In 2025, Sanan, along with its Malaysian partner Inari Amertron Berhad, revealed their collaborative strategy to acquire 100% of Lumileds and its subsidiaries in Europe and Asia. This move would grant them access to the Dutch company’s manufacturing sites in Singapore and Malaysia, allowing them to “swiftly establish overseas production facilities, ensuring a stable supply” for global clients.

“This holds great importance for promoting the company’s global expansion strategy and increasing its international revenue,” Sanan stated at that time.

Washington has been increasing controls over Chinese technology entering its market. Last week, the US Federal Communications Commission announced it is evaluating a ban on Chinese telecommunications companies operating data centers within the country, while also limiting their access to US networks and infrastructure.
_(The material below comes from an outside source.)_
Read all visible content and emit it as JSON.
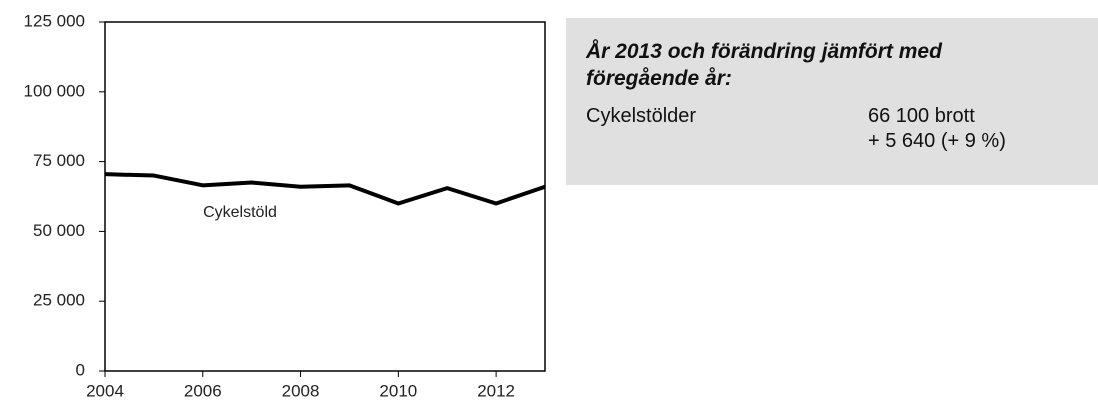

This is not the first instance where CFIUS has prevented a Chinese effort to purchase Lumileds. In 2015, Philips revealed intentions to sell 80.1 percent of the company to a group headed by the Chinese private equity firm Go Scale Capital for $3 billion. In January 2016, the transaction was halted by CFIUS, reportedly due to worries regarding Chinese influence over dual-use semiconductor technology used in LED production.

Even though both companies made “continuous efforts” to support the deal, “none of these attempts were able to resolve the unclear government issues,” Go Scale Capital stated at that time.

The corporation was ultimately purchased by Apollo Global Management, a U.S.-based firm, through a leveraged buyout, resulting in Lumileds accumulating significant debt.

The period of ownership ended with Lumileds declaring Chapter 11 bankruptcy in 2022. The firm implemented a pre-arranged restructuring plan to reduce approximately US$1.3 billion in debt within its U.S. and Dutch operations, as stated by then-CEO Matt Roney, who attributed the difficulties to “continuous challenges caused by global supply limitations, issues related to the Covid-19 pandemic, and the situation in Ukraine.”

The recently abandoned acquisition attempt occurs while business connections between Beijing and The Hague continue to be strained due to the ongoing Nexperia situation. Tensions exist between Nexperia and its Chinese parent company Wingtech as the Dutch Enterprise Chamber examines the company’s leadership under former CEO Zhang Xuezheng.

Wingtech had an initial meeting with the new Dutch administration, but no progress was made, according to reports from the South China Morning Post. The Dutch government has also engaged in discussions with high-ranking Chinese officials, yet no resolution has been found.